Mumbrella: The winners and losers of Australia’s new privacy laws

This article first appeared in Mumbrella.

By Rebecca White, Queensland Agency Director, Revium

Australia’s years as the “wild, wild west” of data protection are officially over as of Thursday, with the Australian Government announcing the most significant overhaul to our privacy laws since the 1980s. Of course, there are those who benefit from the new changes, but there are also those who will lose out, and lose out hard.  

Last week, the Federal Government released their response to the Privacy Act Review, agreeing to legislate 38 of its 116 recommendations as they have been proposed, including the right for Australians to sue for “serious” breaches. The report details in principle agreement to legislate 68 more recommendations after some additional refinement and consultation. In other words there are only 10 out of the 116 recommendations that the government has not confirmed they will adopt.

The biggest news however is the timeline – with a commitment that the legislation will be introduced next year, much earlier than some pundits had thought.

This makes it a more urgent priority for executives to start to grapple with the challenges these changes will present. They will need to work to understand where their organisation currently stands, how it is going to be affected, and ultimately how they can best prepare for the changes to come.
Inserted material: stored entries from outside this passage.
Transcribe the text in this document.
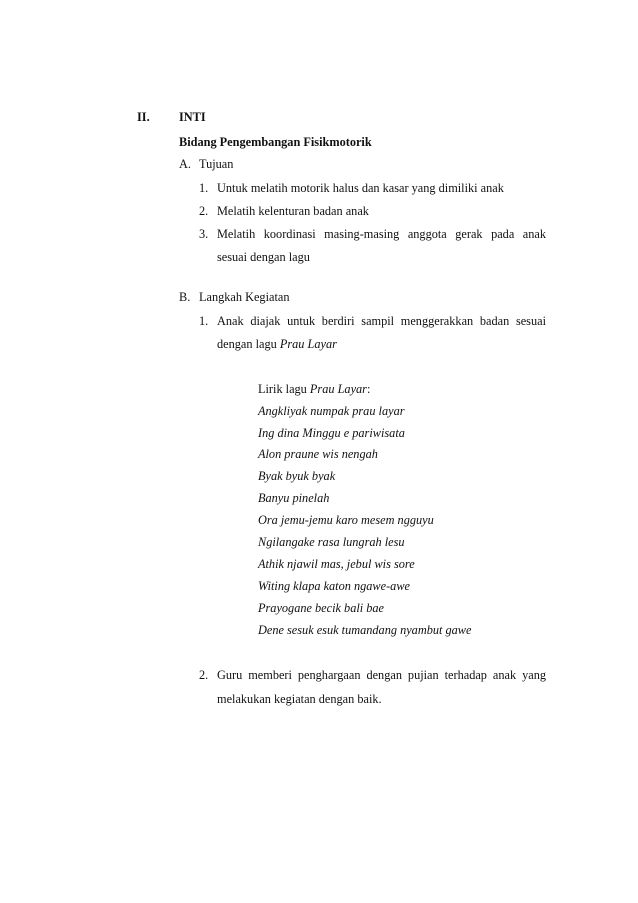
II. INTI
Bidang Pengembangan Fisikmotorik
A. Tujuan
1. Untuk melatih motorik halus dan kasar yang dimiliki anak
2. Melatih kelenturan badan anak
3. Melatih koordinasi masing-masing anggota gerak pada anak
sesuai dengan lagu
B. Langkah Kegiatan
1. Anak diajak untuk berdiri sampil menggerakkan badan sesuai
dengan lagu Prau Layar
Lirik lagu Prau Layar:
Angkliyak numpak prau layar
Ing dina Minggu e pariwisata
Alon praune wis nengah
Byak byuk byak
Banyu pinelah
Ora jemu-jemu karo mesem ngguyu
Ngilangake rasa lungrah lesu
Athik njawil mas, jebul wis sore
Witing klapa katon ngawe-awe
Prayogane becik bali bae
Dene sesuk esuk tumandang nyambut gawe
2. Guru memberi penghargaan dengan pujian terhadap anak yang
melakukan kegiatan dengan baik.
The government has said they will adopt in some form 106 of the 116 recommendations and they want to have legislation passed by next year.

Privacy Law Winners

1.       Customers:
Customers receive greater control over their privacy by requiring organisations to seek informed consent about the handling of personal information, which allows Australians to sue for “serious” breaches and enforcing the right to have their data be erased.

2.       Children:
Universally accepted as an important inclusion in changes to Privacy Laws, organisations will be prohibited from targeting and directly marketing to children, and trading in their personal information. The introduction of a Children’s Online Privacy Code will ensure their best interests are considered when their personal information is handled.

3.       Organisations that “trade” personal information:
Meta can breathe a sigh of relief here. Details are nuanced and subject to final legislation but, at first glance, it appears the Government has not agreed to adopt the report’s proposal to give customers the right to opt-out of targeted online advertising. It has announced in-principal agreement that individuals should have a right to opt-out of their personal information being used or disclosed for direct marketing purposes, subject to refining the definition of direct marketing.

4.       Political Parties:
The Labor Party has also opted to ignore recommendations from Attorney General Mark Dreyfus and will make Political Parties exempt from changes to Privacy Laws. This decision will likely leave consumers exposed to “misleading” tactics from political parties – so we won’t see an end to political party tricks like those seen in the lead up to Voice Referendum offering to facilitate postal votes as a ruse to acquire voter information.

Privacy Law Losers

1.       Small Business:
Small businesses with an annual turnover of up to $3 million will, for the first time in Australian history, be required to comply with the Privacy Act. This represents approximately 2.3 million small businesses that are often referred to as the engine room of the Australian economy. The concern here is that imposing more complexity and costs at a time when small businesses are already struggling will have serious detrimental impact to not only the businesses themselves but also the Australian economy. The good news here is that the Government has said that it will work with small businesses to gauge impacts and give them time and support to adjust; however. we don’t know what the specifics of this are yet.

2.       Organisations who break the law:
After almost a decade of inaction, the Australian Government is getting serious. The response indicates that the new Privacy Laws will increase penalties for repeated or serious privacy breaches, and provides the Australian Information Commissioner with greater powers to address privacy breaches. The current penalty for serious breaches of privacy is $50 million or 30% of an organisation’s domestic turnover (whichever is greater).

On the flip side to all this, millions of Australians previously impacted by data breaches compromising their personal health information, passport details and drivers’ licences should celebrate the proposed changes to our outdated privacy laws.

The changes will no doubt drive a lot of anxiety in board rooms across Australia and it will be the businesses who roll up their sleeves early to ensure they get ahead of the changes who will have the best chance to come out ahead when the new legislation comes into effect in 2024.